Microsoft Outlook’s “Out of Office Assistant” pop-up window.

Autoresponders

Out of office e-mail messages can be an art form all their own. We’ve collected some of the best from the Magazine’s in-box.

It’s a tale as old as the time stamp: you’re “out of the office” but the poor saps trying to reach you might need “urgent assistance.” Etiquette demands that you alert them to your absence and direct them to the appropriate assistant urgent assister. Hence, the modern art form of the autoresponse. Most read like they’re copied and pasted from a Microsoft template, but the genre’s more avant-garde voices deserve special applause and best wishes for their impending vacation—even though you know they’ll be obsessively checking their e-mail the whole time. Here are some of the staff’s favorite selections from the Magazine’s in-box.

On 3/27/12, 3:02 p.m., Douglas Kyle Hogarth wrote:

I am sitting on a beach. I’ll be back March 28. I may check e-mail by accident occasionally.

On 6/19/12, 1:41 p.m., John Levi Martin wrote:

First error was giving one son a tool kit and the second was allowing the other to assist me in putting everything back together. I think we mixed up parts from the panini press, the Etch A Sketch, and the pachinko machine with the computer and now unless you get the ball in the right place the Swiss cheese melts in that tray, and so it isn’t really working, and I have to hurry because this nice man in Starbucks wants his iPhone back. So my access to e-mails may be sporadic for some time. Influenced by Wolfram’s theorem of the universal computational machine, however, we are trying to arrange the sand between two rocks at the point off 55th Street to take over all tasks previously allocated to the Dell unit—the theorem proves that this can be done in a finite amount of time. I am expecting that we should be done by July 5. If you need to contact me before then, you must write your wishes in blood on a piece of bark, take it to the woods at midnight and burn it, make the ashes into a little ash cake with nectar and dew, put it by a lily for the fairy queen to snack on in the middle of the night, and she will let me know your thoughts when we next meet.

On 6/19/12, 1:40 p.m., Vijay Prashad wrote:

If you see the Monsoon Winds, you might catch a glimpse of me. I shall be wearing a red shirt, and, hopefully, a broad smile. It will take me a day or so to wave back to you.

On 12/20/11, 4:57 p.m., John Levi Martin wrote:

I’m off to placate my relatives by dragging my kids from one to the other for a while. Back around 2012, give or take a year. We’ll catch up then. Til that time, take care of yourself, your city, and your planet.

On 7/27/11, 4:06 p.m., Robert Ross wrote:

Along with the Sabbath and the eight-hour day, entitlement to vacation stands out as a recognition, recent to be sure in the history of work and employment, that even those who work for wages are fully human, and may, at rest, enrich their souls and expand their horizons.

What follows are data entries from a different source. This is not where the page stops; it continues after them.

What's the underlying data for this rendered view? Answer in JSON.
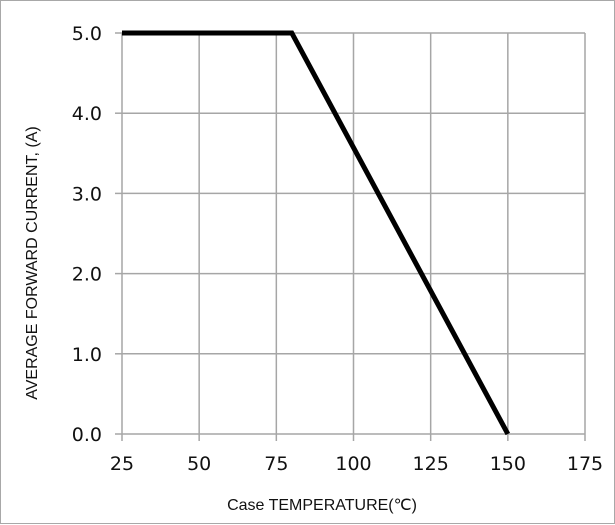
{
  "chart_data": {
    "type": "line",
    "title": "",
    "xlabel": "Case TEMPERATURE(℃)",
    "ylabel": "AVERAGE FORWARD CURRENT, (A)",
    "xlim": [
      25,
      175
    ],
    "ylim": [
      0,
      5
    ],
    "x_ticks": [
      25,
      50,
      75,
      100,
      125,
      150,
      175
    ],
    "y_ticks": [
      0,
      1,
      2,
      3,
      4,
      5
    ],
    "x_tick_labels": [
      "25",
      "50",
      "75",
      "100",
      "125",
      "150",
      "175"
    ],
    "y_tick_labels": [
      "0.0",
      "1.0",
      "2.0",
      "3.0",
      "4.0",
      "5.0"
    ],
    "grid": true,
    "legend": "none",
    "series": [
      {
        "x": [
          25,
          80,
          150
        ],
        "y": [
          5.0,
          5.0,
          0.0
        ]
      }
    ],
    "line_color": "#000000",
    "grid_color": "#a6a6a6"
  }
}
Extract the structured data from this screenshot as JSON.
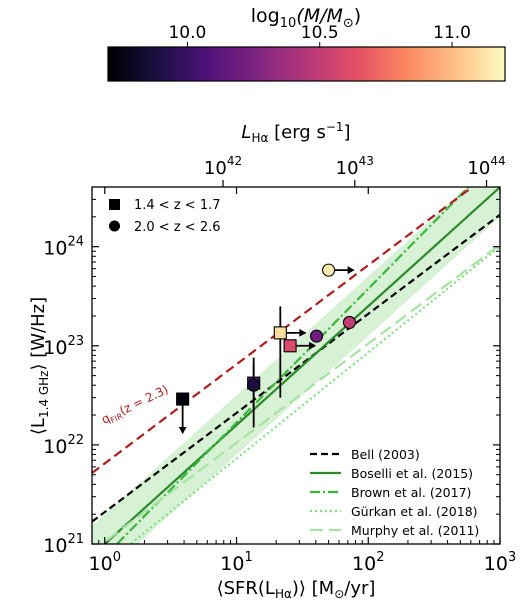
{
  "chart_data": {
    "type": "scatter",
    "x_axis": {
      "label": "⟨SFR(L",
      "label_sub": "Hα",
      "label_tail": ")⟩ [M",
      "label_tail_sub": "⊙",
      "label_end": "/yr]",
      "scale": "log",
      "lim": [
        0.8,
        1000
      ],
      "ticks": [
        {
          "value": 1,
          "exp": "0"
        },
        {
          "value": 10,
          "exp": "1"
        },
        {
          "value": 100,
          "exp": "2"
        },
        {
          "value": 1000,
          "exp": "3"
        }
      ]
    },
    "y_axis": {
      "label": "⟨L",
      "label_sub": "1.4 GHz",
      "label_tail": "⟩ [W/Hz]",
      "scale": "log",
      "lim": [
        1e+21,
        4e+24
      ],
      "ticks": [
        {
          "value": 1e+21,
          "exp": "21"
        },
        {
          "value": 1e+22,
          "exp": "22"
        },
        {
          "value": 1e+23,
          "exp": "23"
        },
        {
          "value": 1e+24,
          "exp": "24"
        }
      ]
    },
    "top_axis": {
      "label": "L",
      "label_sub": "Hα",
      "label_tail": " [erg s",
      "label_sup": "−1",
      "label_end": "]",
      "scale": "log",
      "ticks": [
        {
          "value": 1e+42,
          "exp": "42",
          "sfr": 7.9
        },
        {
          "value": 1e+43,
          "exp": "43",
          "sfr": 79
        },
        {
          "value": 1e+44,
          "exp": "44",
          "sfr": 790
        }
      ]
    },
    "colorbar": {
      "label": "log",
      "label_sub": "10",
      "label_tail": "(M/M",
      "label_tail_sub": "⊙",
      "label_end": ")",
      "range": [
        9.7,
        11.2
      ],
      "colormap": "magma",
      "ticks": [
        {
          "value": 10.0,
          "label": "10.0"
        },
        {
          "value": 10.5,
          "label": "10.5"
        },
        {
          "value": 11.0,
          "label": "11.0"
        }
      ]
    },
    "relations": [
      {
        "name": "Bell (2003)",
        "color": "#000000",
        "dash": "7,4",
        "slope": 1.0,
        "norm": 2.1e+21,
        "legend": true
      },
      {
        "name": "Boselli et al. (2015)",
        "color": "#2a8a2a",
        "dash": "",
        "slope": 1.2,
        "norm": 1e+21,
        "legend": true
      },
      {
        "name": "Brown et al. (2017)",
        "color": "#3cb53c",
        "dash": "10,3,2,3",
        "slope": 1.35,
        "norm": 7.5e+20,
        "legend": true
      },
      {
        "name": "Gürkan et al. (2018)",
        "color": "#7fe07f",
        "dash": "2,3",
        "slope": 1.07,
        "norm": 6.2e+20,
        "legend": true
      },
      {
        "name": "Murphy et al. (2011)",
        "color": "#a6e3a0",
        "dash": "13,6",
        "slope": 1.0,
        "norm": 1.05e+21,
        "legend": true
      },
      {
        "name": "",
        "color": "#b01c1c",
        "dash": "9,5",
        "slope": 1.0,
        "norm": 6.5e+21,
        "legend": false
      }
    ],
    "qfir_label": "q",
    "qfir_sub": "FIR",
    "qfir_tail": "(z = 2.3)",
    "shaded_band": {
      "color": "#cdeecb",
      "slope": 1.2,
      "norm": 1e+21,
      "width_dex": 0.3
    },
    "samples": [
      {
        "name": "1.4 < z < 1.7",
        "marker": "square"
      },
      {
        "name": "2.0 < z < 2.6",
        "marker": "circle"
      }
    ],
    "points": [
      {
        "marker": "square",
        "x": 3.9,
        "y": 2.9e+22,
        "mass": 9.72,
        "upper_limit": true,
        "xerr_lo": 0,
        "xerr_hi": 0,
        "yerr_lo": 0,
        "yerr_hi": 0
      },
      {
        "marker": "square",
        "x": 13.5,
        "y": 4.2e+22,
        "mass": 10.08,
        "upper_limit": false,
        "xerr_lo": 0,
        "xerr_hi": 0,
        "yerr_lo": 2e+22,
        "yerr_hi": 3.4e+22
      },
      {
        "marker": "circle",
        "x": 13.5,
        "y": 4e+22,
        "mass": 9.88,
        "upper_limit": false,
        "xerr_lo": 0,
        "xerr_hi": 0,
        "yerr_lo": 2.5e+22,
        "yerr_hi": 2.5e+22
      },
      {
        "marker": "square",
        "x": 25.5,
        "y": 1e+23,
        "mass": 10.6,
        "upper_limit": false,
        "xerr_lo": 0,
        "xerr_hi": 0,
        "yerr_lo": 0,
        "yerr_hi": 0,
        "lower_limit_x": true
      },
      {
        "marker": "square",
        "x": 21.5,
        "y": 1.35e+23,
        "mass": 11.1,
        "upper_limit": false,
        "xerr_lo": 0,
        "xerr_hi": 0,
        "yerr_lo": 1.05e+23,
        "yerr_hi": 1.15e+23,
        "lower_limit_x": true
      },
      {
        "marker": "circle",
        "x": 40.5,
        "y": 1.25e+23,
        "mass": 10.2,
        "upper_limit": false,
        "xerr_lo": 0,
        "xerr_hi": 0,
        "yerr_lo": 0,
        "yerr_hi": 0
      },
      {
        "marker": "circle",
        "x": 72,
        "y": 1.72e+23,
        "mass": 10.5,
        "upper_limit": false,
        "xerr_lo": 0,
        "xerr_hi": 0,
        "yerr_lo": 0,
        "yerr_hi": 0
      },
      {
        "marker": "circle",
        "x": 50,
        "y": 5.8e+23,
        "mass": 11.15,
        "upper_limit": false,
        "xerr_lo": 0,
        "xerr_hi": 0,
        "yerr_lo": 0,
        "yerr_hi": 0,
        "lower_limit_x": true
      }
    ]
  }
}
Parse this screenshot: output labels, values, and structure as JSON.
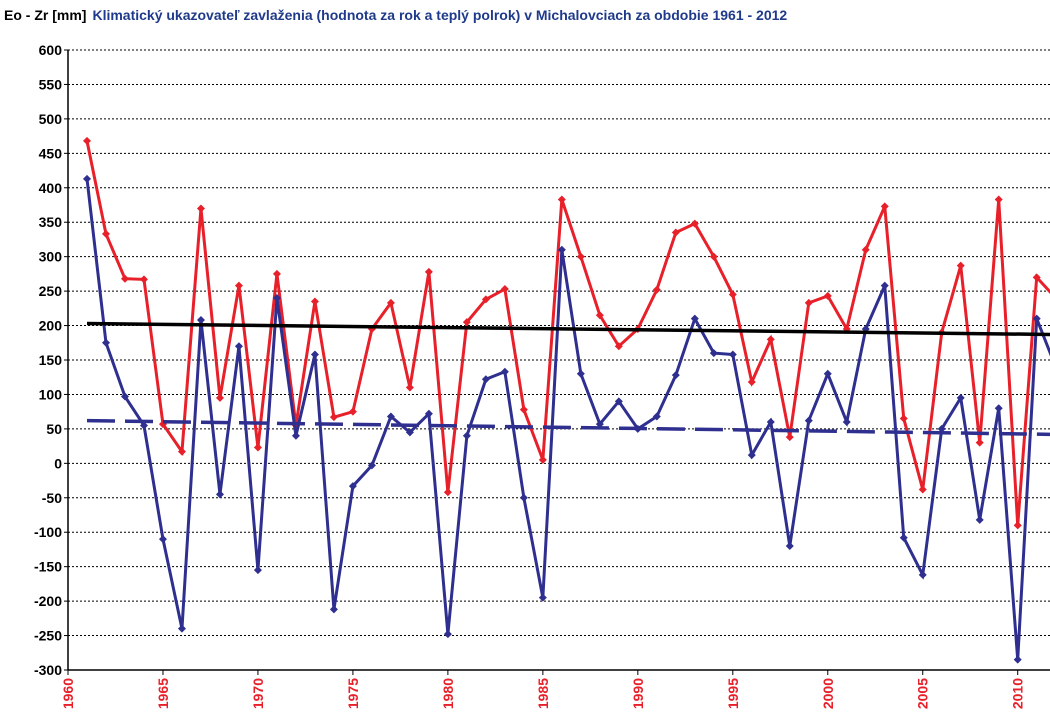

On 3/22/11, 3:31 p.m., John Levi Martin wrote:

With deep regret I have to say
I am not here —I am away.
I had to leave, I could not stay
Will I come back? Perhaps I may.
Will I see you? I hope, I pray.
But now I’m off along my way
I can’t respond, I must go play.
Until I do return some day
(exactly which, I shan’t betray)
with pains in heart, again I say
I am not here. I am away.

On 8/24/10, 5:38 p.m., Boaz Keysar wrote:

Boaz went eastward. He claims that he will be back in touch in the fall.

On 8/24/10, 5:30 p.m., Patchen Markell wrote:

Thanks for your message. As of July 1, I have concluded my term as Director of Graduate Studies in the Department of Political Science. Since it’s possible that the interwebs have begun to eat my brain, for the foreseeable future I’ll be reading and responding to e-mail somewhat less frequently than usual. Thanks in advance for your patience.